Kensington and Chelsea in “unprecedented” move to cut LGPS employer contributions to zero
Kensington and Chelsea local authority pension fund’s investment committee have defied actuarial advice to vote through the change – and could face backlash from central government, members and the regulator.
The move has been described as “unprecedented” by the pension fund’s own officers.
Council documents show that officers and the scheme actuary have warned of potential legal action from the Ministry of Housing, Communities and Local Government (MHCLG) and the Pensions Regulator.
The pension fund, part of the Local Government Pension Scheme (LGPS), had a funding level of 207% as of 30 June 2024 and expects this strong position to be maintained following its next triennial valuation.
The borough council pushed for a review of the employer contribution rate in light of the strong funding position. The contribution rate was initially set at 15% for 2025-26, following the fund’s 2022 valuation.
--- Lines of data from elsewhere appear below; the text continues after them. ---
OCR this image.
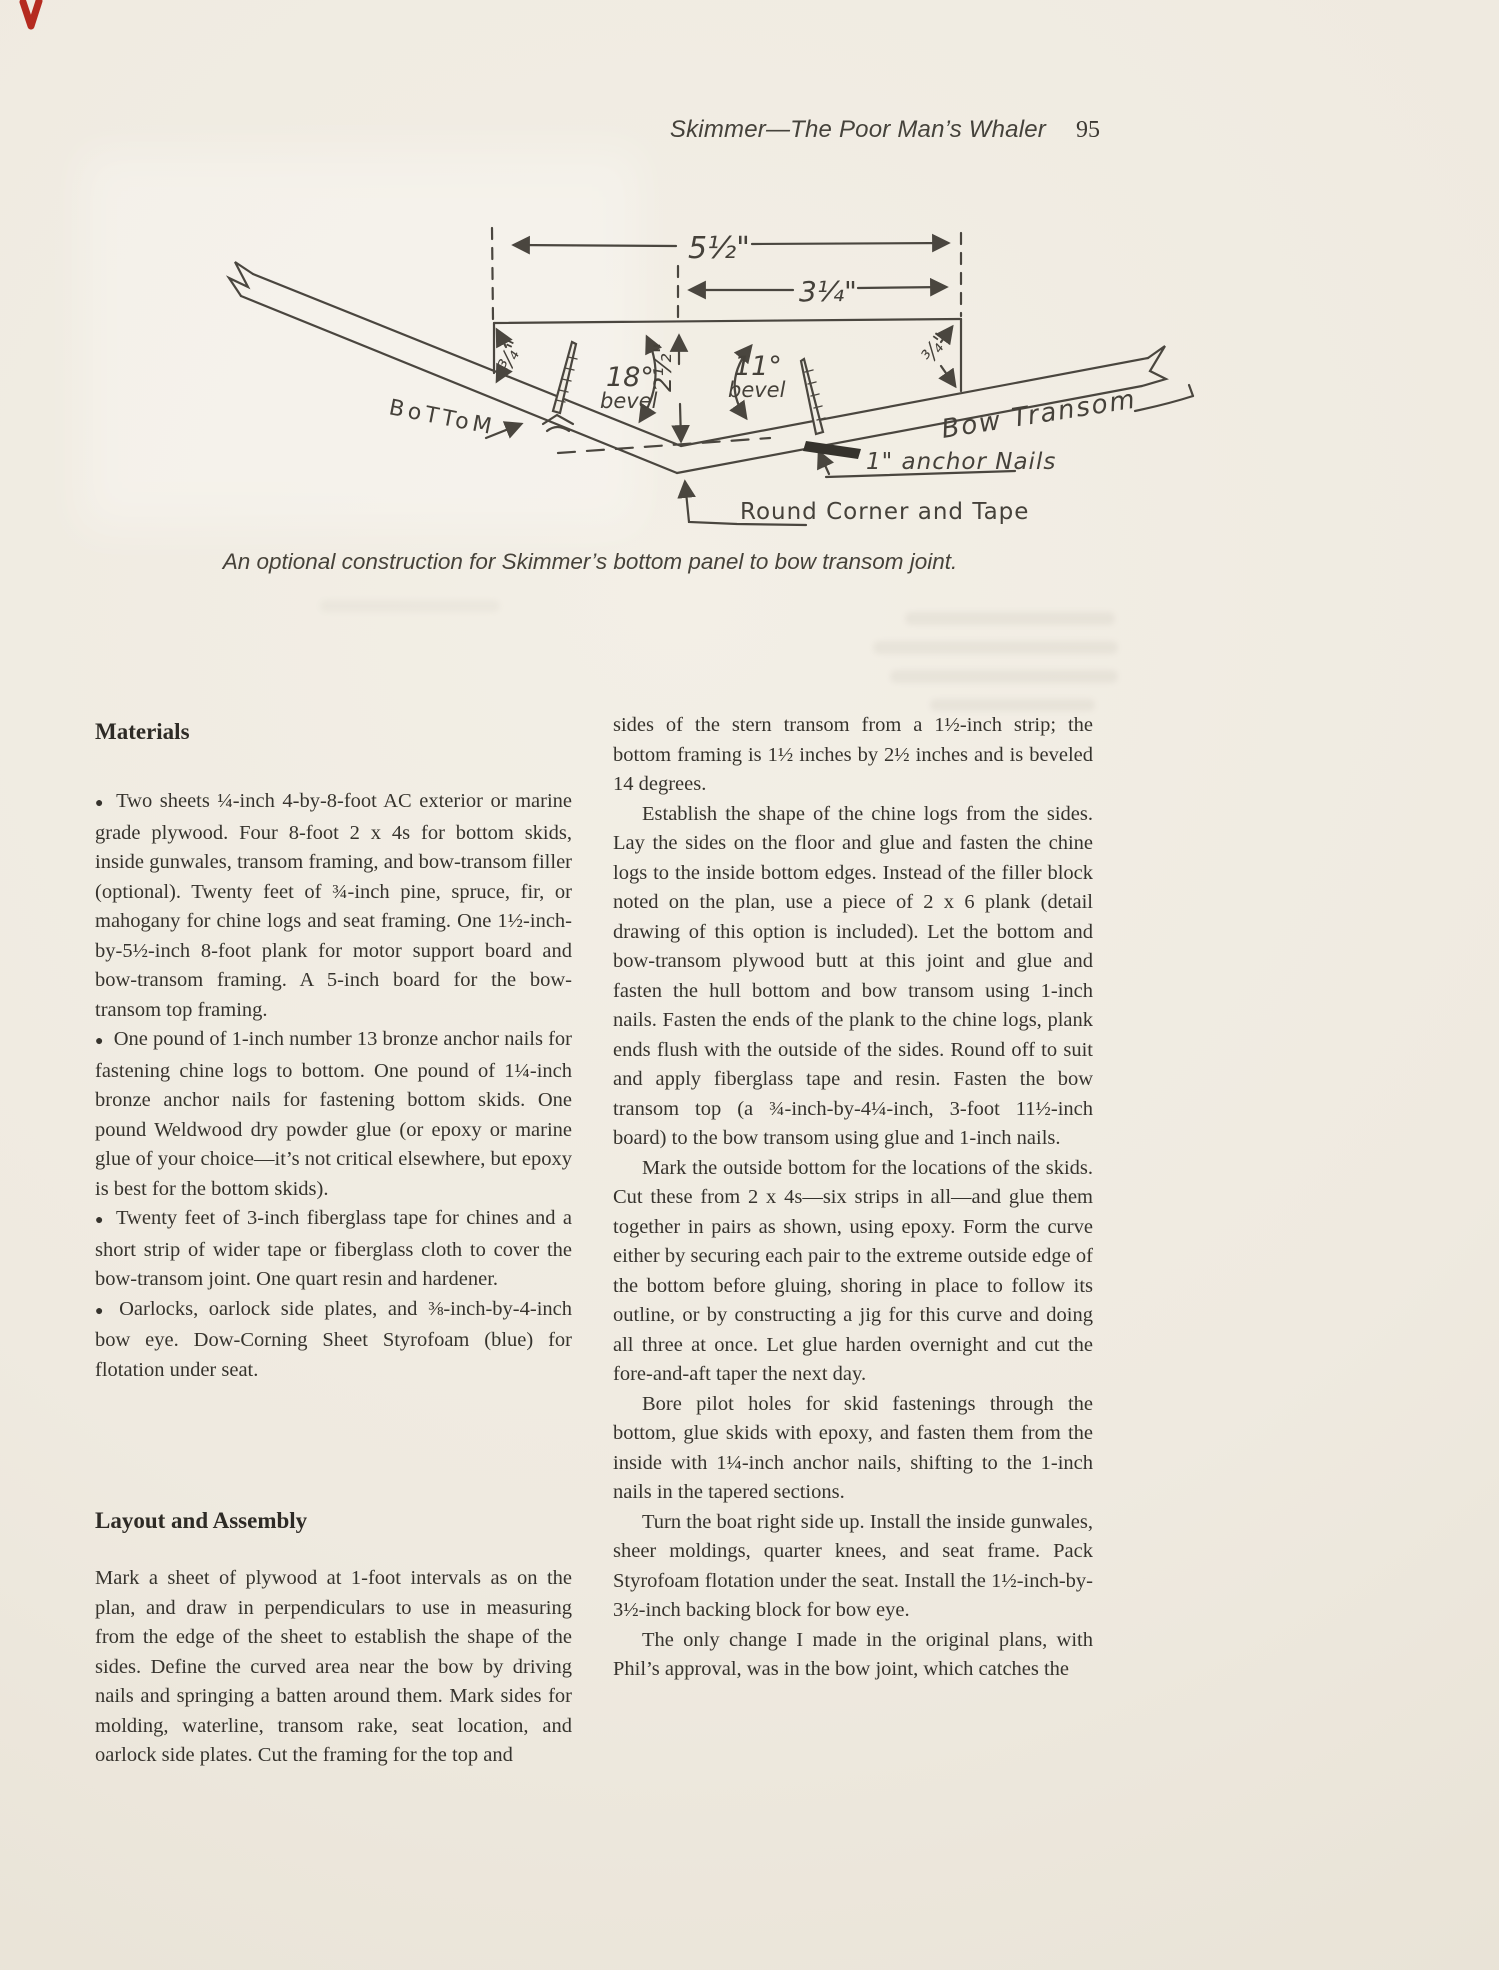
Skimmer—The Poor Man’s Whaler 95
5½"
3¼"
2½"
¾"	¾"
18°
bevel
11°
bevel
BoTToM	Bow Transom
1" anchor Nails
Round Corner and Tape
An optional construction for Skimmer’s bottom panel to bow transom joint.

Materials

● Two sheets ¼-inch 4-by-8-foot AC exterior or marine grade plywood. Four 8-foot 2 x 4s for bottom skids, inside gunwales, transom framing, and bow-transom filler (optional). Twenty feet of ¾-inch pine, spruce, fir, or mahogany for chine logs and seat framing. One 1½-inch-by-5½-inch 8-foot plank for motor support board and bow-transom framing. A 5-inch board for the bow-transom top framing.

● One pound of 1-inch number 13 bronze anchor nails for fastening chine logs to bottom. One pound of 1¼-inch bronze anchor nails for fastening bottom skids. One pound Weldwood dry powder glue (or epoxy or marine glue of your choice—it’s not critical elsewhere, but epoxy is best for the bottom skids).

● Twenty feet of 3-inch fiberglass tape for chines and a short strip of wider tape or fiberglass cloth to cover the bow-transom joint. One quart resin and hardener.

● Oarlocks, oarlock side plates, and ⅜-inch-by-4-inch bow eye. Dow-Corning Sheet Styrofoam (blue) for flotation under seat.

Layout and Assembly

Mark a sheet of plywood at 1-foot intervals as on the plan, and draw in perpendiculars to use in measuring from the edge of the sheet to establish the shape of the sides. Define the curved area near the bow by driving nails and springing a batten around them. Mark sides for molding, waterline, transom rake, seat location, and oarlock side plates. Cut the framing for the top and

sides of the stern transom from a 1½-inch strip; the bottom framing is 1½ inches by 2½ inches and is beveled 14 degrees.

Establish the shape of the chine logs from the sides. Lay the sides on the floor and glue and fasten the chine logs to the inside bottom edges. Instead of the filler block noted on the plan, use a piece of 2 x 6 plank (detail drawing of this option is included). Let the bottom and bow-transom plywood butt at this joint and glue and fasten the hull bottom and bow transom using 1-inch nails. Fasten the ends of the plank to the chine logs, plank ends flush with the outside of the sides. Round off to suit and apply fiberglass tape and resin. Fasten the bow transom top (a ¾-inch-by-4¼-inch, 3-foot 11½-inch board) to the bow transom using glue and 1-inch nails.

Mark the outside bottom for the locations of the skids. Cut these from 2 x 4s—six strips in all—and glue them together in pairs as shown, using epoxy. Form the curve either by securing each pair to the extreme outside edge of the bottom before gluing, shoring in place to follow its outline, or by constructing a jig for this curve and doing all three at once. Let glue harden overnight and cut the fore-and-aft taper the next day.

Bore pilot holes for skid fastenings through the bottom, glue skids with epoxy, and fasten them from the inside with 1¼-inch anchor nails, shifting to the 1-inch nails in the tapered sections.

Turn the boat right side up. Install the inside gunwales, sheer moldings, quarter knees, and seat frame. Pack Styrofoam flotation under the seat. Install the 1½-inch-by-3½-inch backing block for bow eye.

The only change I made in the original plans, with Phil’s approval, was in the bow joint, which catches the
At a meeting of the investment committee on 4 February, councillors agreed to reduce this rate to zero as it believed this would not materially affect the pension fund’s position.
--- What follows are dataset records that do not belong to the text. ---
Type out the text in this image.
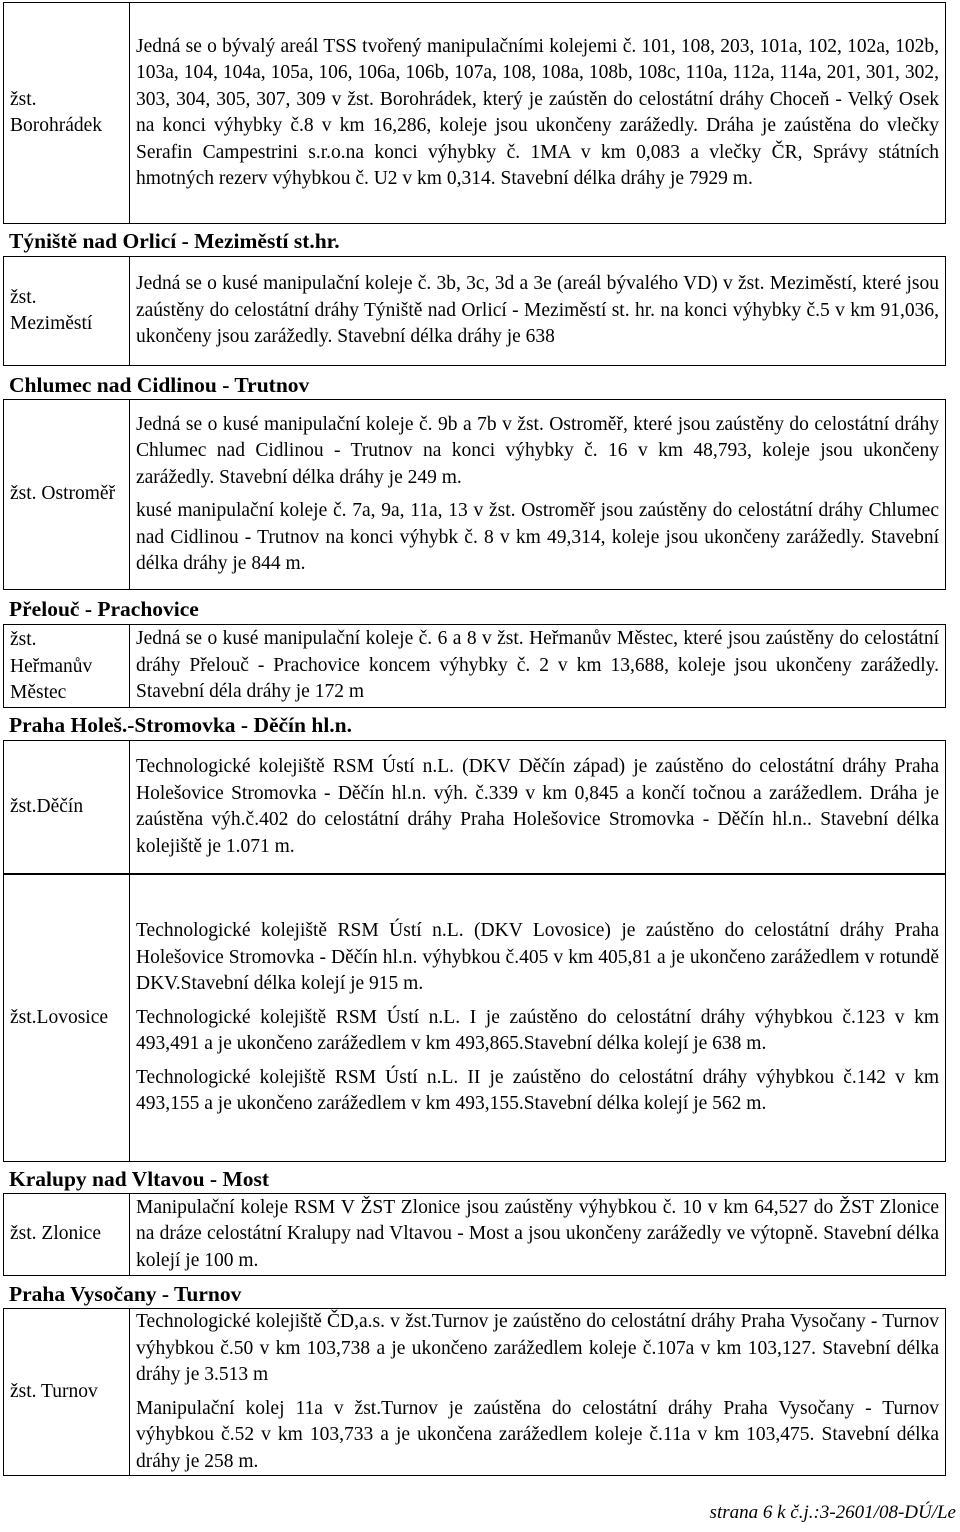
žst. Borohrádek	
Jedná se o bývalý areál TSS tvořený manipulačními kolejemi č. 101, 108, 203, 101a, 102, 102a, 102b, 103a, 104, 104a, 105a, 106, 106a, 106b, 107a, 108, 108a, 108b, 108c, 110a, 112a, 114a, 201, 301, 302, 303, 304, 305, 307, 309 v žst. Borohrádek, který je zaústěn do celostátní dráhy Choceň - Velký Osek na konci výhybky č.8 v km 16,286, koleje jsou ukončeny zarážedly. Dráha je zaústěna do vlečky Serafin Campestrini s.r.o.na konci výhybky č. 1MA v km 0,083 a vlečky ČR, Správy státních hmotných rezerv výhybkou č. U2 v km 0,314. Stavební délka dráhy je 7929 m.
Týniště nad Orlicí - Meziměstí st.hr.
žst. Meziměstí	
Jedná se o kusé manipulační koleje č. 3b, 3c, 3d a 3e (areál bývalého VD) v žst. Meziměstí, které jsou zaústěny do celostátní dráhy Týniště nad Orlicí - Meziměstí st. hr. na konci výhybky č.5 v km 91,036, ukončeny jsou zarážedly. Stavební délka dráhy je 638
Chlumec nad Cidlinou - Trutnov
žst. Ostroměř	
Jedná se o kusé manipulační koleje č. 9b a 7b v žst. Ostroměř, které jsou zaústěny do celostátní dráhy Chlumec nad Cidlinou - Trutnov na konci výhybky č. 16 v km 48,793, koleje jsou ukončeny zarážedly. Stavební délka dráhy je 249 m.
kusé manipulační koleje č. 7a, 9a, 11a, 13 v žst. Ostroměř jsou zaústěny do celostátní dráhy Chlumec nad Cidlinou - Trutnov na konci výhybk č. 8 v km 49,314, koleje jsou ukončeny zarážedly. Stavební délka dráhy je 844 m.
Přelouč - Prachovice
žst. Heřmanův Městec	
Jedná se o kusé manipulační koleje č. 6 a 8 v žst. Heřmanův Městec, které jsou zaústěny do celostátní dráhy Přelouč - Prachovice koncem výhybky č. 2 v km 13,688, koleje jsou ukončeny zarážedly. Stavební déla dráhy je 172 m
Praha Holeš.-Stromovka - Děčín hl.n.
žst.Děčín	
Technologické kolejiště RSM Ústí n.L. (DKV Děčín západ) je zaústěno do celostátní dráhy Praha Holešovice Stromovka - Děčín hl.n. výh. č.339 v km 0,845 a končí točnou a zarážedlem. Dráha je zaústěna výh.č.402 do celostátní dráhy Praha Holešovice Stromovka - Děčín hl.n.. Stavební délka kolejiště je 1.071 m.
žst.Lovosice	
Technologické kolejiště RSM Ústí n.L. (DKV Lovosice) je zaústěno do celostátní dráhy Praha Holešovice Stromovka - Děčín hl.n. výhybkou č.405 v km 405,81 a je ukončeno zarážedlem v rotundě DKV.Stavební délka kolejí je 915 m.
Technologické kolejiště RSM Ústí n.L. I je zaústěno do celostátní dráhy výhybkou č.123 v km 493,491 a je ukončeno zarážedlem v km 493,865.Stavební délka kolejí je 638 m.
Technologické kolejiště RSM Ústí n.L. II je zaústěno do celostátní dráhy výhybkou č.142 v km 493,155 a je ukončeno zarážedlem v km 493,155.Stavební délka kolejí je 562 m.
Kralupy nad Vltavou - Most
žst. Zlonice	
Manipulační koleje RSM V ŽST Zlonice jsou zaústěny výhybkou č. 10 v km 64,527 do ŽST Zlonice na dráze celostátní Kralupy nad Vltavou - Most a jsou ukončeny zarážedly ve výtopně. Stavební délka kolejí je 100 m.
Praha Vysočany - Turnov
žst. Turnov	
Technologické kolejiště ČD,a.s. v žst.Turnov je zaústěno do celostátní dráhy Praha Vysočany - Turnov výhybkou č.50 v km 103,738 a je ukončeno zarážedlem koleje č.107a v km 103,127. Stavební délka dráhy je 3.513 m
Manipulační kolej 11a v žst.Turnov je zaústěna do celostátní dráhy Praha Vysočany - Turnov výhybkou č.52 v km 103,733 a je ukončena zarážedlem koleje č.11a v km 103,475. Stavební délka dráhy je 258 m.
strana 6 k č.j.:3-2601/08-DÚ/Le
However, the fund’s actuary refused to endorse the move and has warned that central government could intervene if the council goes ahead.
The council had sought legal advice on its ability to reduce the rate without actuarial certification.
Reducing the employer contribution rate
In his written report to the committee, Steven Scott of Hymans Robertson acknowledged the improved funding position of the pension fund and proposed a reduced employer contribution of 7.5% – half the original rate.
Pension fund officers supported this decision, according to council documents, and the council has already earmarked savings of approximately £7.3m from this move to be transferred into a “budget stabilisation reserve”.
Previous savings from lower contributions have been redirected towards financial support for victims of the 2017 Grenfell Tower fire.
But in an additional note outlining a conversation with key staff on the potential zero rate, Scott warned that “the necessary analysis, due diligence and consultation required” for a zero contribution level “has not happened”.
He agreed with the council’s assertion that the zero rate would not materially affect the pension fund’s position, but warned of several ramifications of the decision.
The rate will apply to the council in its capacity as an employer for the scheme, as well as local education authority schools. Other employers’ rates will not change.
Government and members could object, actuary warns
“MHCLG, in particular, have been vocal in their opposition to contribution reviews for reasons of a change in the council covenant or due to financial hardship,” Scott said.
“The payment of a nil rate would be flagged to MHCLG and, in my view, it is likely that they would investigate and possibly intervene if they were of the view that the reasons for the contribution review are not consistent with the regulatory regime.”
Scott also highlighted that pension fund members could raise objections to employers benefitting from the surplus position while the members’ average contribution rate remains at 7.3%.
“We would expect any decision to set a nil rate to be fiercely contested by member representatives, at both a local and national level,” he said.
“We know from our experience sitting on national LGPS groups that member representatives are concerned about the cost of the scheme to members, and that any reduction in employer costs to a level below the member cost would be opposed on the basis that members should also be benefiting from a surplus that they contributed towards.”
Scott and pension fund officers also highlighted that the decision could set an expectation among employers that a zero rate is sustainable beyond the 2025-26 financial year.
Budget pressures putting staff in “difficult position”
Tim Gilbert, partner at LCP, said reducing the employer contribution to zero could save the Kensington and Chelsea council more than £10m, based on last year’s data, or approximately 6% of its annual budget.
The council is currently expecting a 7.5% contribution rate for 2024-25, according to budget documents. Council leaders will discuss the borough’s budget at a meeting on 12 February.
In a post on LinkedIn, Gilbert said: “It is obviously not simple to adjust the contribution rates mid-valuation cycle, and there is plenty of guidance from the Scheme Advisory Board on what should (and should not) be allowed for.
“This puts fund actuaries and council members in a difficult position and is exactly why we and others having been calling for updated guidance reflecting the current position of many LGPS funds and pressure on councils.”
It comes as many councils are struggling with reduced budgets and cost cutting.
Councillor Roger Phillips, chair of the Scheme Advisory Board, wrote to council finance chiefs last week urging them not to cut the budgets of their pension teams because they may suffer consequences if they fail on service delivery.
At the same time, the government is exploring how to give private sector defined benefit pension schemes more powers to free up surplus assets.